Step 1: Set Environment Variables
Create or modify your .env file:
# Set a unique run name for your run
RUN_NAME=my-full-data-run
# Set release version for output, this has to match the release version
RELEASE_VERSION=v0.7.0
RELEASE_FOLDER_NAME=releases
Step 2: Feature/Modelling pipeline
The Feature pipeline can be used to extract only subgraph of interest from the release. As mentioned in first steps section you can optimize the parameters file to select what features/graphs you want to exclude and keep for your run.
filtering:
node_filters:
filter_sources:
_object: matrix.pipelines.filtering.filters.KeepRowsContaining
column: upstream_data_source
keep_list:
- rtxkg2
# - robokop # Uncomment to include ROBOKOP data
# ...
edge_filters:
filter_sources:
_object: matrix.pipelines.filtering.filters.KeepRowsContaining
column: upstream_data_source
keep_list:
- rtxkg2
# - robokop
You might also want to optimize the embedding parameters
embeddings.topological_estimator:
_object: matrix.pipelines.embeddings.graph_algorithms.GDSNode2Vec
concurrency: 4
embedding_dim: 512
random_seed: 42
iterations: 10
walk_length: 30
walks_per_node: 10
window_size: 10
Neo4J Requirements
The Feature pipeline at the moment also relies on neo4j instance with a lot of memory.

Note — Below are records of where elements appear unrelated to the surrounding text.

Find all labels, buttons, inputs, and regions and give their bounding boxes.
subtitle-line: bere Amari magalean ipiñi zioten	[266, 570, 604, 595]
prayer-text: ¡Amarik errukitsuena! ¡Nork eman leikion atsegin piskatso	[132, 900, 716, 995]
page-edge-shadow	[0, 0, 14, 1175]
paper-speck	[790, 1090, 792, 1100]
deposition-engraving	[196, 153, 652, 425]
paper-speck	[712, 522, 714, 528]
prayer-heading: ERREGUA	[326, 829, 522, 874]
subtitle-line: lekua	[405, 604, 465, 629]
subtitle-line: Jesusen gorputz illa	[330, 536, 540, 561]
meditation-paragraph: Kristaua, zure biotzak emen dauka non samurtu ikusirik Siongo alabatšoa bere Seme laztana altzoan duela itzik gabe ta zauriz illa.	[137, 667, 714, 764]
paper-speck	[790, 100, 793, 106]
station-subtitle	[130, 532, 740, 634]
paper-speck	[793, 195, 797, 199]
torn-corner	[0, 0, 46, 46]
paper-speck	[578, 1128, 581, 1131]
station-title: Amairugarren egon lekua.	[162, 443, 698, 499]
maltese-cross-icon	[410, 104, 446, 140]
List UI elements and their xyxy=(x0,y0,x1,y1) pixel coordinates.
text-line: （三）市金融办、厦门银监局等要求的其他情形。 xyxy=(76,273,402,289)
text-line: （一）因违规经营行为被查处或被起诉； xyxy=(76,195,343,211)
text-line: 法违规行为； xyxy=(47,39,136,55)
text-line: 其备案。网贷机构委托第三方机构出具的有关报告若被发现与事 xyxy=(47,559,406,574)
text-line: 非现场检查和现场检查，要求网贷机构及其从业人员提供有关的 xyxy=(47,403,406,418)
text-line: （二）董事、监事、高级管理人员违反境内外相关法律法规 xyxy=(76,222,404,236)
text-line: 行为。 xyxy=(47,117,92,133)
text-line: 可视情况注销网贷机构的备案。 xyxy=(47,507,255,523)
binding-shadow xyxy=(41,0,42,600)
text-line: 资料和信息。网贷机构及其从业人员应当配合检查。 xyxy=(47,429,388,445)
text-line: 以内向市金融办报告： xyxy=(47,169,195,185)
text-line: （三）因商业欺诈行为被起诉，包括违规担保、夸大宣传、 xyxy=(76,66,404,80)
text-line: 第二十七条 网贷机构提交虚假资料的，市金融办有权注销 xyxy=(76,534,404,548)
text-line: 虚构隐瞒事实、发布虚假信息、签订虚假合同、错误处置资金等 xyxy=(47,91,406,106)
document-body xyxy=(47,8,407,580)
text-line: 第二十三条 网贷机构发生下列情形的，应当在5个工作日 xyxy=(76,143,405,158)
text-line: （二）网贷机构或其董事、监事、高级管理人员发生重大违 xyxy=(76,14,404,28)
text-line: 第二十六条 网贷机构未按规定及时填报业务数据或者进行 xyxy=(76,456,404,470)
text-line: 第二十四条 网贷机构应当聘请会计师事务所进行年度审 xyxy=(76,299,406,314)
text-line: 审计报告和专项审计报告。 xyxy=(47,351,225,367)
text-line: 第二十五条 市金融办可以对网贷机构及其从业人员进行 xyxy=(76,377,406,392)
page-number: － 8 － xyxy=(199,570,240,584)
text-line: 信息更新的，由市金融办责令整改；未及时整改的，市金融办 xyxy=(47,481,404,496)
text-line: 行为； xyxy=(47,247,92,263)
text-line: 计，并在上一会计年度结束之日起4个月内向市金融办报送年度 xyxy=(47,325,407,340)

Make sure that your docker instance of Neo4J has appropriate amount of memory allocated (as we have specified in cloud parameters).
Neo4J Memory Settings
Please add the following to the Neo4J Environment file or settings (as per your Neo4J instruction). Adjust accordingly.
NEO4J_server_memory_heap_initial__size=40g
NEO4J_server_memory_heap_max__size=40g
NEO4J_server_memory_pagecache_size=8g
Once you have that ready, you can run
# Run after data engineering runs to completion
kedro run -e base -p feature
After completing the feature extraction step, you should be ready to kick off modelling run. As mentioned in first steps section, make sure you select classifier and train-test-split of interest: by default we use stratified randomized train-test-split with an ensemble XGBoost model.
Once you are ready, you can kick off:
# Run after data engineering runs to completion
kedro run -e base -p modelling_run
Pipeline Output
After successful completion, you'll have intermediate data products saved in your data directory with each pipeline having its own directory with intermediate data products.